From messy official record keeping to thrown-around files, from scattered tea-cups to laid-back attitudes, our institutions show no signs of waking up to the realities of the world around them. There are living examples from whom Muslim organizations can pick up lessons in discipline and management. Take the Mumbai Dabbawalas, a business, driven by people, not technology.
Like time and tide, Mumbai Dabbawalas (tiffin carriers) wait for none. That’s how they are able to make 16 million deliveries per day. Their management skills have won over the likes of Prince Charles. Mumbai’s 5,000-odd dabbawalas have been in action for over 125 years now and have now become part of Mumbai’s culture. They deliver nearly 2,00,000 lunches everyday and on time, without any technological support. They have also been awarded an ISO certification for accuracy.

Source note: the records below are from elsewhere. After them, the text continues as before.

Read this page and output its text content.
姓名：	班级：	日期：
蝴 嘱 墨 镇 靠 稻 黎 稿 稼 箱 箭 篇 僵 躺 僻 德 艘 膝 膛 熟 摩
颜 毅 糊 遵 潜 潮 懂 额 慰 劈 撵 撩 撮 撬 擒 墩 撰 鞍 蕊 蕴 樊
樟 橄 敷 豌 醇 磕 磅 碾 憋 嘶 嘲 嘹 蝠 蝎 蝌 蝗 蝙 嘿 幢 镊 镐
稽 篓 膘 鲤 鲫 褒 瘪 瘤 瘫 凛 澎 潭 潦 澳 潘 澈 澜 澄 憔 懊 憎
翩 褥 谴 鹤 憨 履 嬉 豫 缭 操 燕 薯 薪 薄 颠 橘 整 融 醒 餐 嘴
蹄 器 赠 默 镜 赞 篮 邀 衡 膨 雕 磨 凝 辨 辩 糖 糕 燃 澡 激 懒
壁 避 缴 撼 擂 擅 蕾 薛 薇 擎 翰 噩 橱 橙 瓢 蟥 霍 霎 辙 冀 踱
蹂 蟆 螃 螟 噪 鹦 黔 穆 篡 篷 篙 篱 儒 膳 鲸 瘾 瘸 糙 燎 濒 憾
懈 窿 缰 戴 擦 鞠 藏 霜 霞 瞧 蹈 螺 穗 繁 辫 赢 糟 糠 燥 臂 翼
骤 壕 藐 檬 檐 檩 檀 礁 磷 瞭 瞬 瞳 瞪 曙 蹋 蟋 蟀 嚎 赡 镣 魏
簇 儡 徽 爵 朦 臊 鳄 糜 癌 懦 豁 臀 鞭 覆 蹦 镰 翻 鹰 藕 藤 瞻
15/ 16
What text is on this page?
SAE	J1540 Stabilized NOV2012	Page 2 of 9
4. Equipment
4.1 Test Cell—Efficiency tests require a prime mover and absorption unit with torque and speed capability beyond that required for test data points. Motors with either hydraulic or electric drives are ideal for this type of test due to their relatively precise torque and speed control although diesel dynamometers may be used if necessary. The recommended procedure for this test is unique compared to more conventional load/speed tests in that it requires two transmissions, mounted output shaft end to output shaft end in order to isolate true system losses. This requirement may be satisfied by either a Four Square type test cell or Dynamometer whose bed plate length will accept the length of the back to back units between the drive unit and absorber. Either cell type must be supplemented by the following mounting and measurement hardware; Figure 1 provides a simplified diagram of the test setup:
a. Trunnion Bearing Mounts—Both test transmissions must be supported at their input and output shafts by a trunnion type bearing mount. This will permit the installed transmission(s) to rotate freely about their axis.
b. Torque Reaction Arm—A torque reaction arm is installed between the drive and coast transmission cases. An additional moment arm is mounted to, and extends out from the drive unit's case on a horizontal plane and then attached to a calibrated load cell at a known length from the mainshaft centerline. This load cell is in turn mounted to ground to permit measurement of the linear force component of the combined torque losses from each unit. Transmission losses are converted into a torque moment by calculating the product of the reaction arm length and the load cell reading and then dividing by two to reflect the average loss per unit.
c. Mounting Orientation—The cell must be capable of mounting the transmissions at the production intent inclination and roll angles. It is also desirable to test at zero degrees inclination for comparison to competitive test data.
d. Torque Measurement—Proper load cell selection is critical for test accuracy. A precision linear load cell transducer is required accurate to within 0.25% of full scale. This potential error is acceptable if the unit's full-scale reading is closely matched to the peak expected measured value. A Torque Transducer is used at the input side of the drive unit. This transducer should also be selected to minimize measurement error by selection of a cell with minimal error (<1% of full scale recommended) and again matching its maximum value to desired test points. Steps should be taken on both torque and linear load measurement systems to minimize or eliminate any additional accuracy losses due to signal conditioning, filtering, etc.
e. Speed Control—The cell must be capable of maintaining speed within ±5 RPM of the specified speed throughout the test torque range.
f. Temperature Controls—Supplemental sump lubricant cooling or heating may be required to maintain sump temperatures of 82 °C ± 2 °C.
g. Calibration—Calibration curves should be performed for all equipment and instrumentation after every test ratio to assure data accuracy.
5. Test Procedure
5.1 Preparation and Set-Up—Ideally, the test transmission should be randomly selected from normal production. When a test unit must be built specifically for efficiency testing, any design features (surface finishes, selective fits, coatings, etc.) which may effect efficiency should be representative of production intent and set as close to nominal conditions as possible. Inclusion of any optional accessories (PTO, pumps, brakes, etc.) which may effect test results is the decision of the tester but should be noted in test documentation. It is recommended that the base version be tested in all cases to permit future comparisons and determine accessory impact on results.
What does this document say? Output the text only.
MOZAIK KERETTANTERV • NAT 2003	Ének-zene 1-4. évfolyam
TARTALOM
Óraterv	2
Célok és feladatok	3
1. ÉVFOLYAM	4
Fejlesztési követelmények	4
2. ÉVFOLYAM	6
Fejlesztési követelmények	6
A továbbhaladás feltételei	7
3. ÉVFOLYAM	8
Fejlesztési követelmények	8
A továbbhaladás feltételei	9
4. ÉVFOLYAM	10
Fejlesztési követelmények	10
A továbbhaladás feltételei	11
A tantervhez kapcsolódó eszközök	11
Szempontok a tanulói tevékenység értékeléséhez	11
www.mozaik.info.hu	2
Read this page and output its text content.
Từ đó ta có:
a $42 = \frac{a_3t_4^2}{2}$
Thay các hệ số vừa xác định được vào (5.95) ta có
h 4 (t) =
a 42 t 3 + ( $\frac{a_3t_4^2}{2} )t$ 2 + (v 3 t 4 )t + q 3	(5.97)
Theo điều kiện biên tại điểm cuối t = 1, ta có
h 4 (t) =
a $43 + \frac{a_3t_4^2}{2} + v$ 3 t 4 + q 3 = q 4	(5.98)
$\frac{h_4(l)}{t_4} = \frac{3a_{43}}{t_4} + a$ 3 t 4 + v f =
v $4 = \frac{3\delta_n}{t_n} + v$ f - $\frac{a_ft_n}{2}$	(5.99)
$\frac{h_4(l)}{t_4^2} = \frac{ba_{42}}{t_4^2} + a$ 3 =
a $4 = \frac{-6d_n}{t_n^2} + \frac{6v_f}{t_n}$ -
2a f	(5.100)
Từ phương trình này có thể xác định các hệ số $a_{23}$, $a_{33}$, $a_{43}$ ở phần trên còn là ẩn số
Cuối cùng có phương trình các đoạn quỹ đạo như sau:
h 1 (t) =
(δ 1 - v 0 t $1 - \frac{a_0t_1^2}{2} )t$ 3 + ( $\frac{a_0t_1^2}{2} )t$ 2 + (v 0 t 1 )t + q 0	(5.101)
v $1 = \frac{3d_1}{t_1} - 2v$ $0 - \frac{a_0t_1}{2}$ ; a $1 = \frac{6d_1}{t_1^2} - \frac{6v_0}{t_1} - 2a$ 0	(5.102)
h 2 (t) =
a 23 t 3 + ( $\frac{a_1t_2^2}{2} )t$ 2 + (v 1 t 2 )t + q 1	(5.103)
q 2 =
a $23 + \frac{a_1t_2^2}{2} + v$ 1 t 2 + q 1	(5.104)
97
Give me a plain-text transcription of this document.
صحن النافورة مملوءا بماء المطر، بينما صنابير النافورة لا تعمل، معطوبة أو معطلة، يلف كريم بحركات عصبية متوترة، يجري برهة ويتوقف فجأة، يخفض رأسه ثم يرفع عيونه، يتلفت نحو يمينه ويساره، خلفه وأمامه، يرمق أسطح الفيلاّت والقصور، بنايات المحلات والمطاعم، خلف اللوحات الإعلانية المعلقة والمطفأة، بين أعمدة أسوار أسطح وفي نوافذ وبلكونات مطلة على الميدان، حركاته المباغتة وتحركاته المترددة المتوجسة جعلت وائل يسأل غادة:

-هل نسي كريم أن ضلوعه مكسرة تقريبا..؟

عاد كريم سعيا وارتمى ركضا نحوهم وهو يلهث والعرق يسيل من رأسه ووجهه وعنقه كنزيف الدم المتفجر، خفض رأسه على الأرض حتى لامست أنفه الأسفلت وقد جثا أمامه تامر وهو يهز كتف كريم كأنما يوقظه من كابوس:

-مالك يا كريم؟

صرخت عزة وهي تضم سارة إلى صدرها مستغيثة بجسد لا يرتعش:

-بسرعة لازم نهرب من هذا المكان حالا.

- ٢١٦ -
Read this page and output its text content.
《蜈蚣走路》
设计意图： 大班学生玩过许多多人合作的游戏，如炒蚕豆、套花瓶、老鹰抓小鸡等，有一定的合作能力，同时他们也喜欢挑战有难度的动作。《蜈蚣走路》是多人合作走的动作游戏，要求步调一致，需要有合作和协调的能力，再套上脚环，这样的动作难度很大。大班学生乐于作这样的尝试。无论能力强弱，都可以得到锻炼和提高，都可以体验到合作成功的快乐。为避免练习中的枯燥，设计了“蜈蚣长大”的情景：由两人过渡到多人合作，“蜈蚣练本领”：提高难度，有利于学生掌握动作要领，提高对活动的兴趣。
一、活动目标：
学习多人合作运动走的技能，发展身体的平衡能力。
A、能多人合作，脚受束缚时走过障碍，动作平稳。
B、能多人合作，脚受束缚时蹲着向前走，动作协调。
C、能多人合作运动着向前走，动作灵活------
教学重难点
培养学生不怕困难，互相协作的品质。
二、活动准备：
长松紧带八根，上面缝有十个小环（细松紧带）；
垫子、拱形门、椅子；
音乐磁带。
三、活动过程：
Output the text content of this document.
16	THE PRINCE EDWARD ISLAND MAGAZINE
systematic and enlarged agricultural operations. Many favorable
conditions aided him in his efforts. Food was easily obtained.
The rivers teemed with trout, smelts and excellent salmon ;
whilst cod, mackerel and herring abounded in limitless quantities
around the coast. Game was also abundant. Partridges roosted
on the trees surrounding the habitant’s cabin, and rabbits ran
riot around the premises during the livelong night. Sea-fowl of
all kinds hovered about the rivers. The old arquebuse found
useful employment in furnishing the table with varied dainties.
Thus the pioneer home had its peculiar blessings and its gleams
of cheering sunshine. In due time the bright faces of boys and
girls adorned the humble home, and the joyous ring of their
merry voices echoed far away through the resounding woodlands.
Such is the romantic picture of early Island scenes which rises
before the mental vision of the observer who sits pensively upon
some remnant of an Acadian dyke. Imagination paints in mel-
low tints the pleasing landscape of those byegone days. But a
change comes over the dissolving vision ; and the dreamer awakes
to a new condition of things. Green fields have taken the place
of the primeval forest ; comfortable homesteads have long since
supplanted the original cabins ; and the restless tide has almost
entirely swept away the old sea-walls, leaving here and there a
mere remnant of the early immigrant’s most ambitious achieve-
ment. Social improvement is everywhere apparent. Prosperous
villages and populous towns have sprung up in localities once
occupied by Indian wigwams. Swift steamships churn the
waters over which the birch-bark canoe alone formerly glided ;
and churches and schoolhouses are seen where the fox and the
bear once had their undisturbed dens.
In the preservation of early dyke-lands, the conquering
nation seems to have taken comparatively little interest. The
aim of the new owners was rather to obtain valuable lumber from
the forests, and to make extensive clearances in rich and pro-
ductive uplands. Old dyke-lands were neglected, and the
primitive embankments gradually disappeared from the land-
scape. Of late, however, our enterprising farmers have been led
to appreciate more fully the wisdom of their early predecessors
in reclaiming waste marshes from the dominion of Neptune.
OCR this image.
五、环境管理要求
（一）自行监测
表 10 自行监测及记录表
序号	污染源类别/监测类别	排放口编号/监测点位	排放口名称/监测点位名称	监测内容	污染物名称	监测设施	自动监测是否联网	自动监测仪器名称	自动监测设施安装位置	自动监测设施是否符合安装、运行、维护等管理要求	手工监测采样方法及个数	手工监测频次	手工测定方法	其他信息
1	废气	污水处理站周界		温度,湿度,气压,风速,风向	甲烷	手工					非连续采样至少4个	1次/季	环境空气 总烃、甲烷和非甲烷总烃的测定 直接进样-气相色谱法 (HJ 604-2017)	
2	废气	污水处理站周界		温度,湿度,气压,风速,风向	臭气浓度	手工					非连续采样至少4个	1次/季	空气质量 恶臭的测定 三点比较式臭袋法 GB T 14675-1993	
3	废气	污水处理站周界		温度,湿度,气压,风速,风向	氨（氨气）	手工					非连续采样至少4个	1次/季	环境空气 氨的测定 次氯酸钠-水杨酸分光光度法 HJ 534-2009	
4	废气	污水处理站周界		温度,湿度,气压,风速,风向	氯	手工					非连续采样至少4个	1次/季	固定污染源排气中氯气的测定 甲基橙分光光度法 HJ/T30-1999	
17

Work ethics, punctuality, manners, etiquette, by etiquette, not the external dress or outfit one wears, but the basics of dealing with each other as human beings. There is a lot we can learn from the west about these issues, rather than all the time condemning them in our mosque sermons.
We may produce MBAs, graduates, software engineers, experts in academics, journalists and other professionals year after year in thousands, but it is also important to give them grooming lessons in the aspects of work ethics, discipline and etiquette, that is so important in any work place.
And more than anything, to imbibe these qualities, one has to swallow one’s pride, one’s ego, one’s feeling of superiority and stop looking down upon those who do not follow the same faith as lesser beings. This is not asking for too much! After all, when our Prophets were so modest and humble, the least we can do is to follow in their footsteps.